Tommy Albelin kommt – eine interessante, aber nicht ganz seriöse NHL-Kopie

Nationaltrainer Patrick Fischer (40) ist nun einem grossen schwedischen Defensiv-Strategen ausgeliefert. Ein interessantes und risikoreiches Experiment. Sicher ist vorerst nur gute Unterhaltung.

09.07.16, 13:26 09.07.16, 15:10

Tommy Albelin (52) wird zur Schlüsselfigur. Er soll Ordnung, System und Stabilität ins herzerfrischende, aber defensiv halt zerbrechliche «Pausenplatz-Hockey» unseres Nationalteams bringen. Ein interessantes Experiment. Es im Grunde eine Kopie eines NHL-Trainerstabes: Der Cheftrainer ist die charismatische Figur, der Kommunikator und der «Posterboy». Die Assistenten bleiben im Hintergrund, tauchen kaum in den Medien auf und kümmern sich um die mühselige tägliche Detailarbeit: das Einschulen von Defensivsystemen, Powerplay und Boxplay.

Er bleibt der «Posterboy»: Patrick Fischer.
Bild: KEYSTONE

Patrick Fischer ist an der nationalen Bande die charismatische Figur, der Kommunikator und der «Posterboy» – in diesen Rollen hat er sich bereits in Moskau trotz sportlichem Misserfolg (11. WM-Schlussrang) glänzend bewährt. Nun bekommt er mit Tommy Albelin einen Assistenten, der ihm die mühselige taktische Detailarbeit abnimmt und nicht vor der medialen Sonne steht. Das kann funktionieren. Das Risiko ist allerdings erheblich.

Auch in der U20 ein Faktor

Tommy Albelin ist ein grosser Defensivstratege, ein «Henri Guisan des Hockeys» (Reduit).

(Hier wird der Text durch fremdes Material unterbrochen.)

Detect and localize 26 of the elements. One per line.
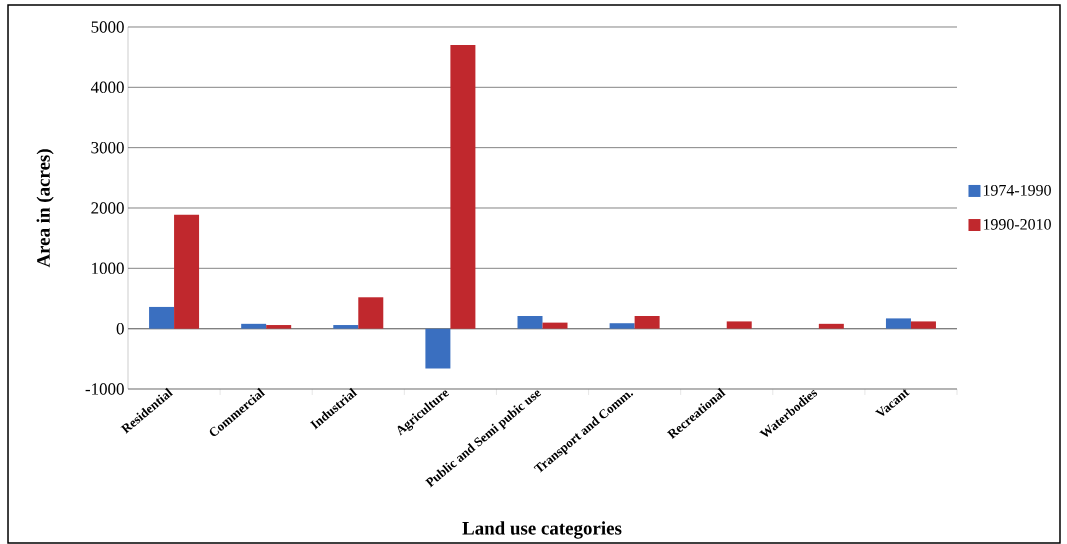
- y-tick-label: 3000: [91, 141, 124, 154]
- x-axis-title: Land use categories: [462, 521, 622, 539]
- bar: [634, 315, 660, 329]
- bar: [174, 214, 200, 329]
- bar: [818, 323, 844, 329]
- bar: [358, 297, 384, 329]
- bar: [885, 318, 911, 329]
- bar: [241, 323, 267, 329]
- y-tick-label: 2000: [91, 202, 124, 214]
- bar: [910, 321, 936, 329]
- bar: [450, 45, 476, 329]
- bar: [517, 315, 543, 329]
- y-tick-label: 0: [116, 322, 124, 335]
- legend-label: 1974-1990: [983, 184, 1051, 196]
- bar: [266, 325, 292, 329]
- y-axis-title: Area in (acres): [36, 149, 54, 268]
- bar: [149, 306, 175, 329]
- bar: [333, 325, 359, 329]
- bar: [726, 321, 752, 329]
- bar: [425, 328, 451, 369]
- legend-label: 1990-2010: [983, 218, 1051, 230]
- y-tick-label: 1000: [92, 262, 124, 275]
- y-tick-label: 5000: [91, 21, 124, 33]
- bar: [542, 322, 568, 329]
- y-tick-label: 4000: [90, 81, 124, 94]
- bar: [609, 323, 635, 329]
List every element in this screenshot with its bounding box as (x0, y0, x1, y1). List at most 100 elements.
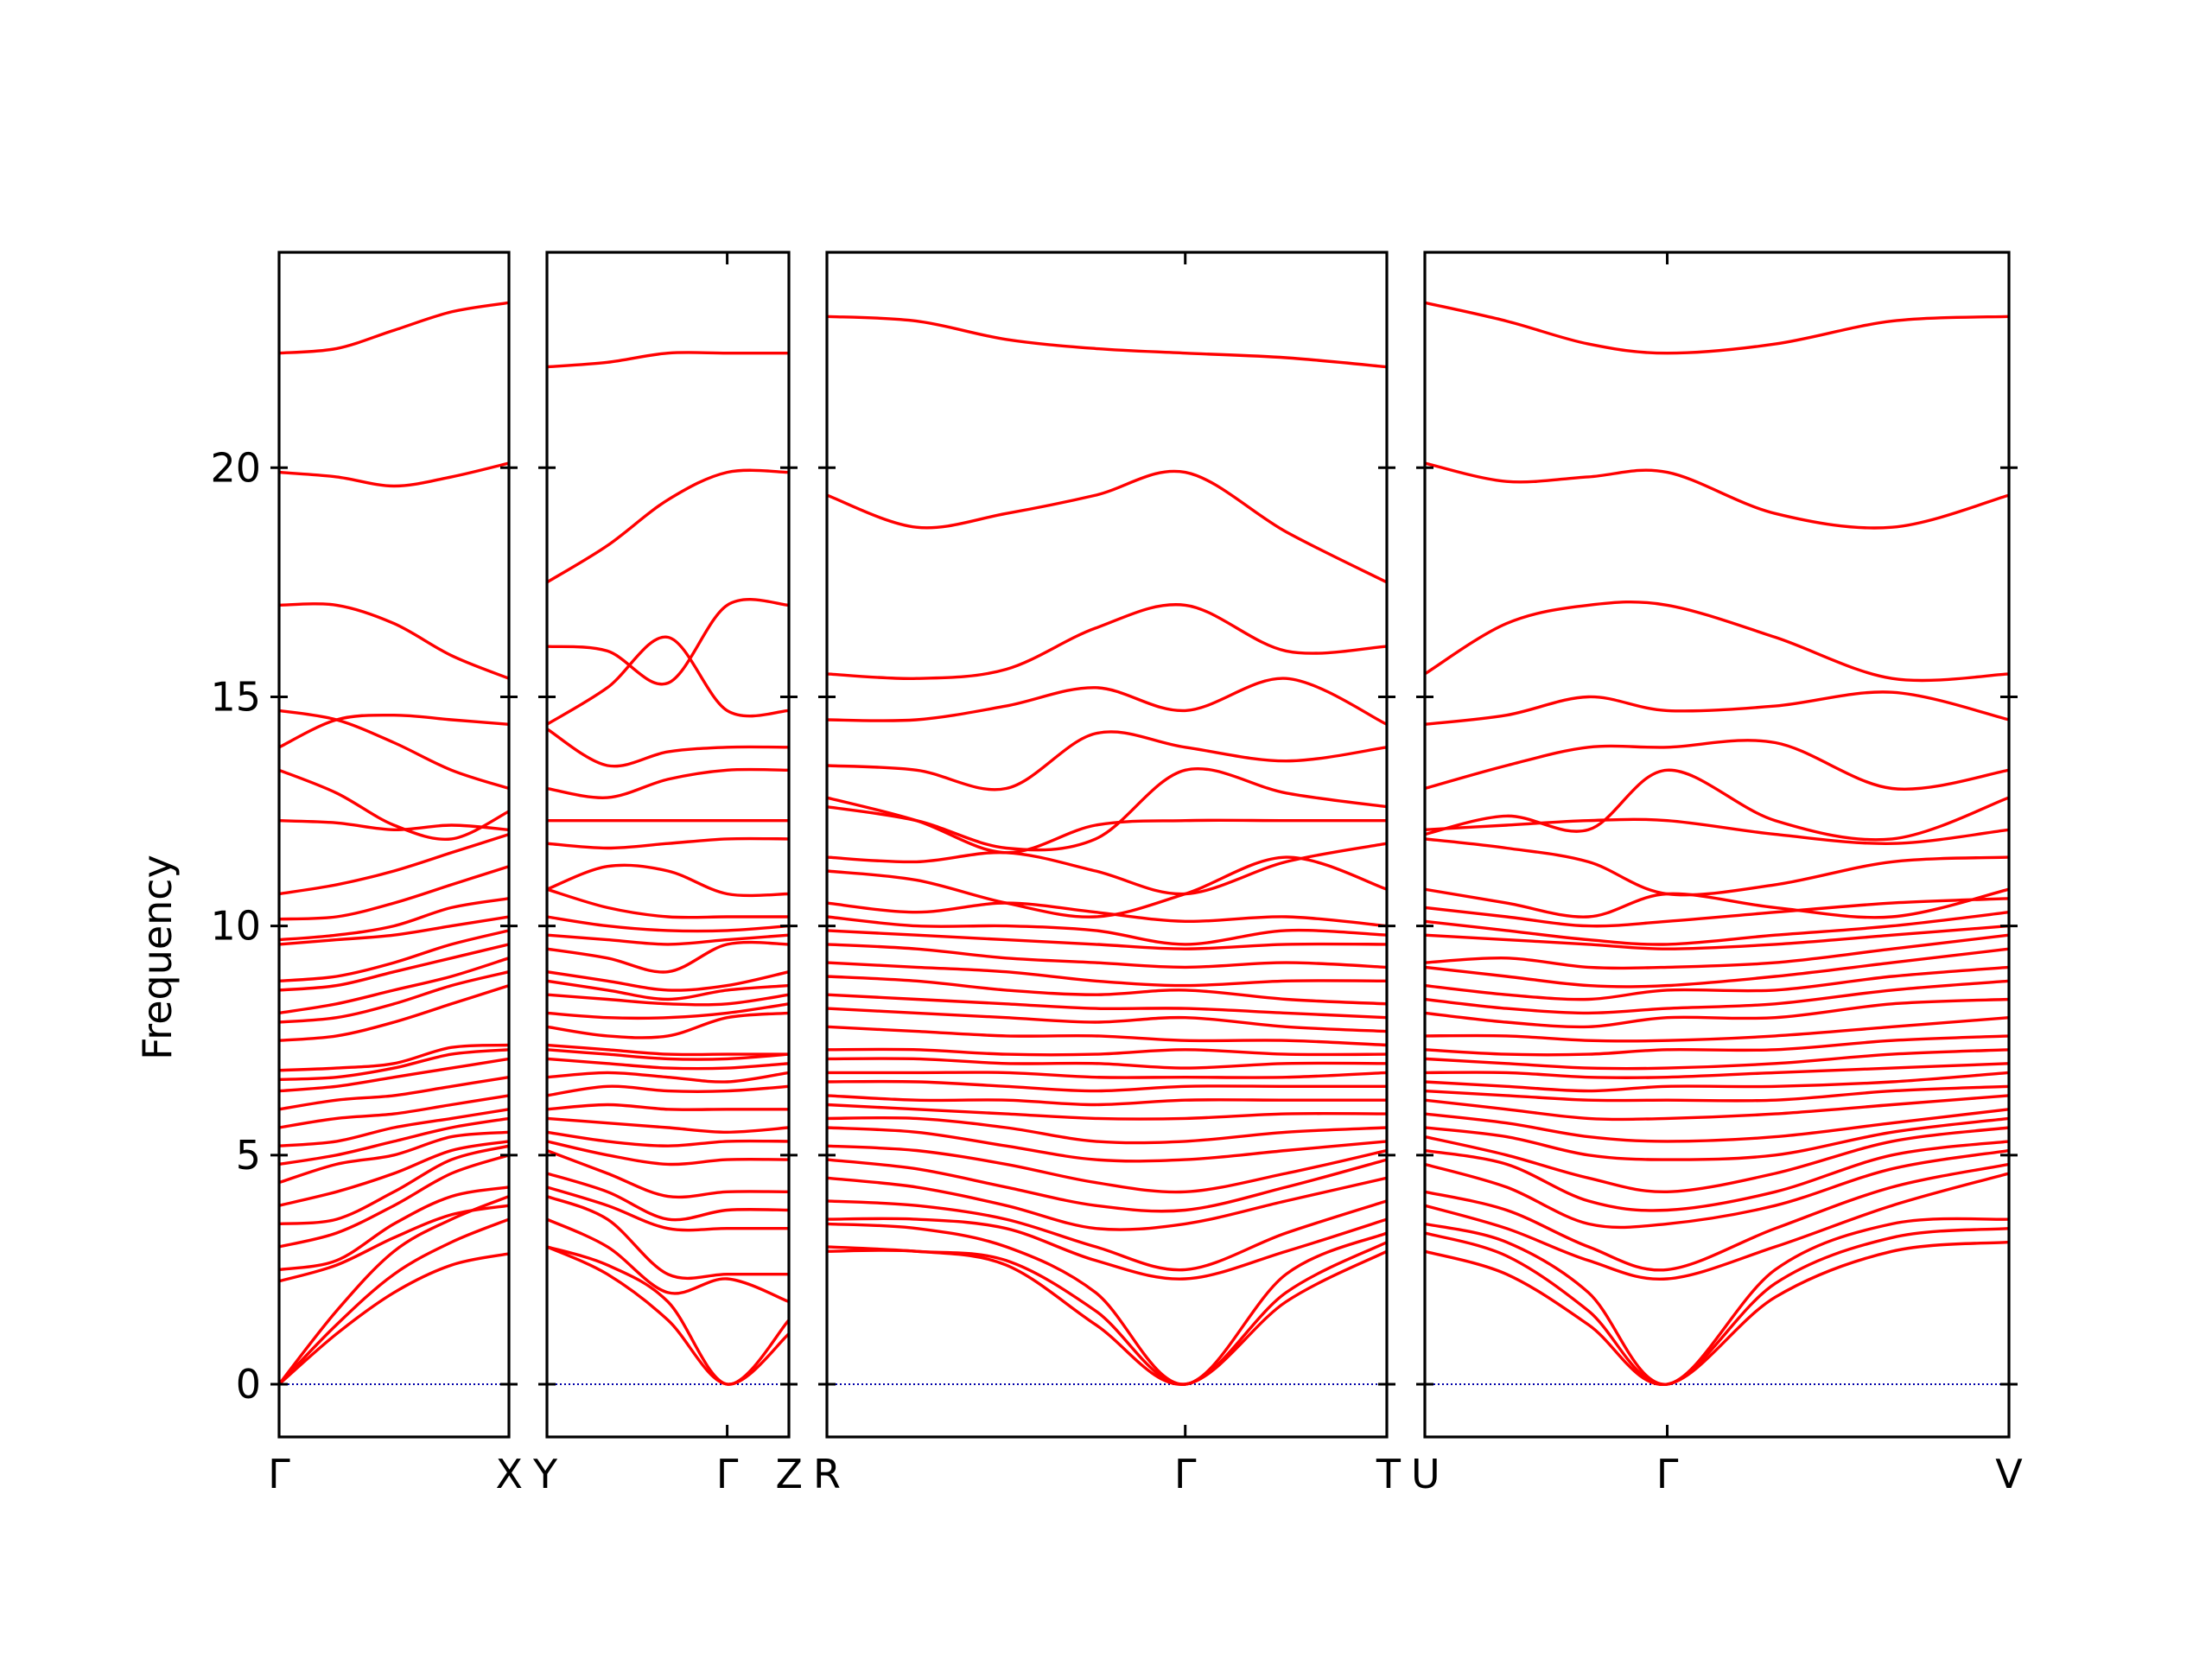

Er verteidigte in 980 NHL-Partien für New Jersey und Calgary, gewann zwei Stanley Cups und von 2007 bis 2015 lehrte er als Assistent bei New Jersey und beim Farmteam in Albany an der Bande als Assistent das Defensivspiel. New Jersey gilt als eine der defensiv cleversten NHL-Hockeyorganisationen aller Zeiten.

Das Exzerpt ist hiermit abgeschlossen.